Vai começar a Liga Mundial. Fiz uma pequena análise dos adversários do Brasil na competição. Muitos tops estão mudados após o Campeonato Mundial da Itália e usarão a competição como laboratório. E isso talvez ajude a Seleção, que tem uma base sólida. Mas a análise sobre o time de Bernardinho, que está no Grupo A, fica para outro post.

Grupo A

EUA
Stanley, Priddy, Lee, Holmes, Millar… Caras bem conhecidas do torcedor, mas que sofrem desde que Ball se aposentou. O time compensa a falta de talento do levantador com volume de jogo. Mas acho quase impossível repetir o título de 2008.

Polônia
Por receber as finais, vai usar a fase classificatória para fazer testes e montar o time.

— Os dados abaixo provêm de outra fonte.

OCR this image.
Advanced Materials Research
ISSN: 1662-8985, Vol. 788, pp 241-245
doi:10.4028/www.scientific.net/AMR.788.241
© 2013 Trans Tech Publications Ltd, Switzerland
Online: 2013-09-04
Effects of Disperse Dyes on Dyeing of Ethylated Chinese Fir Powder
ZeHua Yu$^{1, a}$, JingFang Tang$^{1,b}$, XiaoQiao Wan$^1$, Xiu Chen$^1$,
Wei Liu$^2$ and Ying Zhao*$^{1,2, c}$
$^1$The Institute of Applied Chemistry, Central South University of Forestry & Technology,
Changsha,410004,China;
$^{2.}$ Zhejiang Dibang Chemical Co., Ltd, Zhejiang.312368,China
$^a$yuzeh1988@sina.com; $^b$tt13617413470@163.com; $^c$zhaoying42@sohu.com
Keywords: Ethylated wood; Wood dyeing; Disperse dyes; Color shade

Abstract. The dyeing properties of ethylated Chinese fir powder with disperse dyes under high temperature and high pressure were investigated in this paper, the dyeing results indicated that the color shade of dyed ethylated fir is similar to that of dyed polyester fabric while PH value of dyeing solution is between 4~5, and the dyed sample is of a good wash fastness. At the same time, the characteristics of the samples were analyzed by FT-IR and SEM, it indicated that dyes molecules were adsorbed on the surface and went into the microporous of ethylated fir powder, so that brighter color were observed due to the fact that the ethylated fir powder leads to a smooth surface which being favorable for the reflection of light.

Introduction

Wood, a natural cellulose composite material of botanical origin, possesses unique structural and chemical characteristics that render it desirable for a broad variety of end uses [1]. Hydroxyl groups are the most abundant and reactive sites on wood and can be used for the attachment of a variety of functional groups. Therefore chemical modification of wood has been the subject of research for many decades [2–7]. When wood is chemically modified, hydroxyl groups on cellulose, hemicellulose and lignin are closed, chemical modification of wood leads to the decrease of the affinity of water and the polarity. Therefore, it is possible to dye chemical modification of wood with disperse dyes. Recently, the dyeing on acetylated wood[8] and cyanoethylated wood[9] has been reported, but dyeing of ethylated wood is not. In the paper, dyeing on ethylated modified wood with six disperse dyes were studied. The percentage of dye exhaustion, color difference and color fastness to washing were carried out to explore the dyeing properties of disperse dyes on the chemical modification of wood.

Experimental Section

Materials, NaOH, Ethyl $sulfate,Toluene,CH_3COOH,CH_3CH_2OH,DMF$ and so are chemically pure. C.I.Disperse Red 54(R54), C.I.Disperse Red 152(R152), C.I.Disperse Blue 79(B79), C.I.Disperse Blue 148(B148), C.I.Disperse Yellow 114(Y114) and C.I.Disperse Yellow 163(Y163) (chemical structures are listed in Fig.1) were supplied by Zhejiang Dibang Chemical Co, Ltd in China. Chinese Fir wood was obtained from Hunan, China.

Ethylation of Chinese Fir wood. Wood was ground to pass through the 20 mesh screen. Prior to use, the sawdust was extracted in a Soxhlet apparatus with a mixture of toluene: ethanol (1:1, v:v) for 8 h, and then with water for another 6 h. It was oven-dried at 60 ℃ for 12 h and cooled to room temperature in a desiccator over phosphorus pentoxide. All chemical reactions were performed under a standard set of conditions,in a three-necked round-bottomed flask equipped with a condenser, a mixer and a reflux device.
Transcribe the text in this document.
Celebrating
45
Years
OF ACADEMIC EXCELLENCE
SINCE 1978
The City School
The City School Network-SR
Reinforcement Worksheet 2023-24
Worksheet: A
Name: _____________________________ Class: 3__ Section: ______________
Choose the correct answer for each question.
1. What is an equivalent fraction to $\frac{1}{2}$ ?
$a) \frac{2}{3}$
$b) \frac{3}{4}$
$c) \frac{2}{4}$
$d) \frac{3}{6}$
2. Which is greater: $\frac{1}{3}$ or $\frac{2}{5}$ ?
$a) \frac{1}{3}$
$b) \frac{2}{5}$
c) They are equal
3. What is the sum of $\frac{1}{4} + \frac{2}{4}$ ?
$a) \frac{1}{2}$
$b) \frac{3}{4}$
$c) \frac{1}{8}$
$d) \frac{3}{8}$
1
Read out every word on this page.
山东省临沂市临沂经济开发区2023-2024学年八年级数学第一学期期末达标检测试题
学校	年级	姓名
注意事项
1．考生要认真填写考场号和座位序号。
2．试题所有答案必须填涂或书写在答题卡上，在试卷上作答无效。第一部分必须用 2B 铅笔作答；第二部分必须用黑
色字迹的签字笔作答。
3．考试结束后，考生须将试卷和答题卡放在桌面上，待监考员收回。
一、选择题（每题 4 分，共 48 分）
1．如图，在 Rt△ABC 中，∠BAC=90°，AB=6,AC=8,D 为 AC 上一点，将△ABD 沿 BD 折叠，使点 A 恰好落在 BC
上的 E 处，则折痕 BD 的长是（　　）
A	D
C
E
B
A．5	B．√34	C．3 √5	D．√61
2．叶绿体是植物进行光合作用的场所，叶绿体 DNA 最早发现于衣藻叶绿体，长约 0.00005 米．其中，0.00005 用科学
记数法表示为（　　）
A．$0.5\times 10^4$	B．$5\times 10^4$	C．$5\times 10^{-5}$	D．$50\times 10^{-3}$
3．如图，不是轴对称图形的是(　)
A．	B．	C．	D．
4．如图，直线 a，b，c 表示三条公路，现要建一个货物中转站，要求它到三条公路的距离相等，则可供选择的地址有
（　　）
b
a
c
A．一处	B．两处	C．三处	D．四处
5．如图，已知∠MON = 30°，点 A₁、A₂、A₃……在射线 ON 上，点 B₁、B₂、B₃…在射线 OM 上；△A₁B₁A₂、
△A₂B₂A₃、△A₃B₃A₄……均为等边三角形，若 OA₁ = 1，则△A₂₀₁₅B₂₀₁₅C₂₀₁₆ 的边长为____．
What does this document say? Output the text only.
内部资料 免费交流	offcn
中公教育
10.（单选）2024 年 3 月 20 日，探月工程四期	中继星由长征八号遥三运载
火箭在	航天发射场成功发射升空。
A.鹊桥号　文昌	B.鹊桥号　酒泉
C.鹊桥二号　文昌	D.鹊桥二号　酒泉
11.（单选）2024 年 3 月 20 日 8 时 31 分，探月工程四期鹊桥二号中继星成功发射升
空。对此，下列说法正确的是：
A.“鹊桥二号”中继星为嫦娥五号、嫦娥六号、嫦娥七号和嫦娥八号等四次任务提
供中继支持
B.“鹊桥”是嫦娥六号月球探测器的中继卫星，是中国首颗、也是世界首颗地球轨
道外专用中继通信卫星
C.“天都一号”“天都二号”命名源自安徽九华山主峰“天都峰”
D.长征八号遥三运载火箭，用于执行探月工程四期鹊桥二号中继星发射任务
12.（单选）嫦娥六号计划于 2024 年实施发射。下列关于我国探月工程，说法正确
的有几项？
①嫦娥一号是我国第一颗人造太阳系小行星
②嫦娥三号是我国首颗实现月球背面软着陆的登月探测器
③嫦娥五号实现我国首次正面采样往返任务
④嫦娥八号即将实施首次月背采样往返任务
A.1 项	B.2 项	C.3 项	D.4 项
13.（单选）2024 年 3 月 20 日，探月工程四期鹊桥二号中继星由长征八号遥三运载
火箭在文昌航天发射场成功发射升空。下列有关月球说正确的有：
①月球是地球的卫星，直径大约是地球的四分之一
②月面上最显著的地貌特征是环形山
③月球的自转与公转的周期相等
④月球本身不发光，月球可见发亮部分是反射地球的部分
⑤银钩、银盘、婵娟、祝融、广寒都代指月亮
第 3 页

O italiano Andrea Anastasi inicia uma pequena reformulação, deixando fora Wlazly e Swiderski, por exemplo, tentando recolocar os polacos entre os quatro melhores da Liga, algo que não acontece desde 2007. Olho em Kurek, 2.05m de pura força.

Porto Rico
Difícil falar em ganhar experiência com o time titular com média de idade acima de 30 anos: Soto, Rivera, Berrios… Como gosta de falar Bernardinho, é a mina vagante do grupo.

Grupo B

Rússia
Outra seleção que mudou a comissão técnica após o Mundial. Sai o italiano Daniele Bagnoli e entra o local Vladimir Alekno, que já comandou esta geração em 2007 e 2008. Com perdão do trocadilho, a força está na força. Mikhaylov, Muserskiy (2,18m), Berezhko e até o “velhinho” Poltavsky. Bom ficar de olho neles!

Bulgária
Depois de ganhar tudo com o Trentino, Radostin Stoychev assumiu a seleção búlgara após o Mundial da Itália. É a principal novidade de um time que mantém a base com Kazyiski, Vladimir Nikolov e Zhekov. Apesar da talentosa geração, não fica entre os quatro primeiros da Liga desde 2006.

Alemanha
Um time alto (Kromm 2,12m, Bohme – 2,11m, Dunnes – 2,07m) e um técnico competente (Raul Lozano). Pode tentar atrapalhar um dos grandes da chave. 

Japão
Apenas dois jogadores com mais de 2,00m. No vôlei atual, faz muita diferença. Fará figuração.

Grupo C

Sérvia
Perder de uma vez só Nikola Grbic e Miljkovic não é fácil para nenhuma seleção do mundo. Na saída de rede, os sérvios contam com o bom Starovic.  Mas o problema é achar um levantador que possa suprir metade do que fazia Grbic. Será preciso dar tempo para a Sérvia provar em qual patamar vai se colocar agora.

Argentina
Bom ficar de olho na boa geração comandada por Javier Weber, que vai ganhando experiência e logo vai incomodar os grandes. De Cecco, Conte, Quiroga, Pereyra (reforço de Montes Claros), Uriarte têm talento de sobra. Vem de dois quintos lugares e pode beliscar uma semifinal desta vez.

Portugal
Volta à Liga como figurante, mesma função que tinha anos atrás.

Finlândia
Disputa a lanterna do grupo com os portugueses. Alguns bom jogadores, que jogam em ligas grandes da Europa e só.

Grupo D

Cuba
Vai começar a Liga bem enfranquecida, já que Simon, principalmente, e Leal, que foram punidos por suposta tentativa de fuga, eram titulares incontestáveis. O jovem Leon, que fará 18 anos em julho, terá de carregar o time nas costas. Mas não será surpresa aparecer mais uma ou duas boas revelações.

Itália
Mauro Berruto é a nova tentativa de criar uma outra geração vencedora na Azzurra. Mas ele terá trabalho, talvez mais do que teve no comando da seleção da Finlândia. Do time que vi perder para o Brasil em Roma, destaco dois jogadores: Zaytsev, filho da lenda russa, e Savani, novo capitão. É esperar e ver se Travica vai conseguir dar conta do levantamento e a torcida não ficará saudosa de Fei, Mastrangelo, Vermiglio…

França
Um jogador pode fazer a diferença: o oposto Rouzier. No Mundial, no duelo com a Itália, ele não jogou e fez muita falta. A França não tem outro jogador de decisão como ele.

Coreia
Como os japoneses, sofre com a falta de altura. Mas chama a atenção ter um atleta de 2,11m (Seop Kim), dez centímetros maior que o segundo mais alto do time. Se não for lanterna do grupo já será lucro.

Quem são os são favoritos para atrapalhar o caminho do Brasil?